Il est père d’une fille évoluant en tourisme international pour le moment, mais il ne lui mettra jamais de pression pour qu’elle assure la relève.

« Mon plan, c’est que ça prend quelqu’un dans le domaine, qui va vouloir agrandir son parc hôtelier, ou ça prend une relève. Je suis entre les deux. Si ma fille, à 23 ans, a un intérêt et la capacité, le sens des affaires, pourquoi pas? Mais en contrepartie, je dois penser que je lâcherai prise dans 6, 7, 8 ans. Je dois voir à passer les rênes », insiste Stéphane Boudreau.

« Le timing idéal n’existera peut-être jamais. Quelqu’un peut arriver avec une offre dans deux ans; je ne serai peut-être pas prêt, mais dans un marché comme la Gaspésie, un moment donné, si tu as une offre, tu vas toujours la considérer. Je suis en réflexion, mais ce que ça sera, je ne le sais pas. Ça se planifie mais il faut que tu gardes les yeux ouverts pour les occasions. Une bonne offre ne repassera peut-être pas », croit-il.

Ayant été au coeur de toutes les modifications de son établissement depuis 16 ans, il avoue avoir développé « un attachement quasiment viscéral » à l’endroit de son hôtel.

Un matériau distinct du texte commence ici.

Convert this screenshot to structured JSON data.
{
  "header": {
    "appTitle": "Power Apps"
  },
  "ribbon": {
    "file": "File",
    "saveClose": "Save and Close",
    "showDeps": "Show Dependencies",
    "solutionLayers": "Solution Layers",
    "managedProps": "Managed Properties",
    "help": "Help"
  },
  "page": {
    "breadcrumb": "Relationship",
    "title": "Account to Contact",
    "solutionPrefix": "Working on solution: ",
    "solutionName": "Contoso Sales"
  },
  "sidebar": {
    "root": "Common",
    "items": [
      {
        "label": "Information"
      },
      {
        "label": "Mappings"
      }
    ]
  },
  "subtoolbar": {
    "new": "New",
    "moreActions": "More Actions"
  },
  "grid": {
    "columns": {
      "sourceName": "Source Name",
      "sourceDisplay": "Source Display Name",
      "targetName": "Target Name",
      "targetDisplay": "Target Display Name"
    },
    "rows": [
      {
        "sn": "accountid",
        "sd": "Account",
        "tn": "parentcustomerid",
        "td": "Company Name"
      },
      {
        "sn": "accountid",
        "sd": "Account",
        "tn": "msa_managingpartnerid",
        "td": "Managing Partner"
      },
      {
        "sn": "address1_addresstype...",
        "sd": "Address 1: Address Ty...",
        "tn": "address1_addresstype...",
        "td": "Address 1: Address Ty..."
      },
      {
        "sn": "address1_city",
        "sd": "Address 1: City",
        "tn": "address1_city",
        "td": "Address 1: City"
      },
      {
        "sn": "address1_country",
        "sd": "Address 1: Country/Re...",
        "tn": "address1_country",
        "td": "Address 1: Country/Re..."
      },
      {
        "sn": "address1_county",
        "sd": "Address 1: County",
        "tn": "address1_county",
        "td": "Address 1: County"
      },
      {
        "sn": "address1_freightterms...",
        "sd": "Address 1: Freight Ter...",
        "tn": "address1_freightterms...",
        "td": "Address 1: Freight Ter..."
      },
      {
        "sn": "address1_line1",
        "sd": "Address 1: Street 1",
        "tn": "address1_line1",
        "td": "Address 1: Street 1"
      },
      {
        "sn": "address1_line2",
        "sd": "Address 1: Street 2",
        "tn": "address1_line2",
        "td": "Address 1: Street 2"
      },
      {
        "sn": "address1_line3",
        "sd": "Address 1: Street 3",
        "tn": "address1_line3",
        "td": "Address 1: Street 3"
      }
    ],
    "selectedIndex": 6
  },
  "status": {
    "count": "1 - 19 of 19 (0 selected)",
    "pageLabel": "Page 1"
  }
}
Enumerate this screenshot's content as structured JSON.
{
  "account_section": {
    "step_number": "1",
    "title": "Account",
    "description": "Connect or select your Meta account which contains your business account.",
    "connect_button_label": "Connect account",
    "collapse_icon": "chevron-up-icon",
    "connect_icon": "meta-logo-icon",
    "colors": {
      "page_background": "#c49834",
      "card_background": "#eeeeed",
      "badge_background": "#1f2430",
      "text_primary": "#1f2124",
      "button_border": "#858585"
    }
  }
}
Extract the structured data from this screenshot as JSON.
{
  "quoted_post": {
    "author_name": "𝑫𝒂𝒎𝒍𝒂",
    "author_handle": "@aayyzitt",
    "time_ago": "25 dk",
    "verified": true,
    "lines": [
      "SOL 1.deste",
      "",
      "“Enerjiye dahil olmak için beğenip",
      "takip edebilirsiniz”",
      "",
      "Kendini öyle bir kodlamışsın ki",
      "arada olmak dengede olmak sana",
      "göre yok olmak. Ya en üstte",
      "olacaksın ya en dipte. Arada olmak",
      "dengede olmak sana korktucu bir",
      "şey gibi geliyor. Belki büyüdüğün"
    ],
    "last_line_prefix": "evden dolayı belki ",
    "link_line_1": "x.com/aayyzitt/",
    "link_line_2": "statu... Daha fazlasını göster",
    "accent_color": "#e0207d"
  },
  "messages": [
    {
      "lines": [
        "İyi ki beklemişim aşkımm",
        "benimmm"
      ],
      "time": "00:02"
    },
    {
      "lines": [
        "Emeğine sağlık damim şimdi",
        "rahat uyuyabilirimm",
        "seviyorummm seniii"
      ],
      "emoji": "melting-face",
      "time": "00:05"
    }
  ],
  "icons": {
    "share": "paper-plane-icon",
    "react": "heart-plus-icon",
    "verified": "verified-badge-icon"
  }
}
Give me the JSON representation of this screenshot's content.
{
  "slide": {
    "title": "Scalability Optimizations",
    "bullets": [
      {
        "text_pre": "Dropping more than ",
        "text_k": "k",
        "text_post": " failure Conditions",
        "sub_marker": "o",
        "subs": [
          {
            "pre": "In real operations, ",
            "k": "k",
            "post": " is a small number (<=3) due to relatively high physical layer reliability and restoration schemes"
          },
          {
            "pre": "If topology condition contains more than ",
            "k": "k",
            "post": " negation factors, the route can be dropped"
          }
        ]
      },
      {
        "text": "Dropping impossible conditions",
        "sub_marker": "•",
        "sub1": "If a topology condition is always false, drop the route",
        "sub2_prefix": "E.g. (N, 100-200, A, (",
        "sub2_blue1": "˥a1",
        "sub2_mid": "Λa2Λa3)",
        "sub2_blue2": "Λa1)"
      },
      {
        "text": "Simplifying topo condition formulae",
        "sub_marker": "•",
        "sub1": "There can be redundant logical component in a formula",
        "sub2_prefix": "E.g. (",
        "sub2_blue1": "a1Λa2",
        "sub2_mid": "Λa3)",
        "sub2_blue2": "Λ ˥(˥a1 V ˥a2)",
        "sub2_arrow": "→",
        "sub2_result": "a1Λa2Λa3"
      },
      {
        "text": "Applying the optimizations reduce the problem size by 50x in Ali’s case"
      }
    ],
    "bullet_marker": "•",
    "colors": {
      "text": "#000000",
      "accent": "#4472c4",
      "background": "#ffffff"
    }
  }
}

« Je vais demander à l’acheteur: “Quelles sont tes valeurs, tes aspirations?” Ce qui fait mal au moment de penser à vendre, c’est quand tu côtoies des employés pendant 15 ans, des gens avec qui tu passes 15 ans de ta vie, que tu vois plus que ta famille; tu ne veux pas les décevoir. Je suis fier de ce que j’ai fait, j’aime Carleton, je ne veux pas les trahir. Si un Chinois ou un Suédois qui a bien de l’argent voulait acheter la Baie bleue et virer ça de bord, je ne sais pas ce que je ferais. J’aurais un problème de conscience. On s’attache à ça, à l’hôtel, et aux employés. Je ne suis pas capable de me détacher facilement d’eux », affirme-t-il.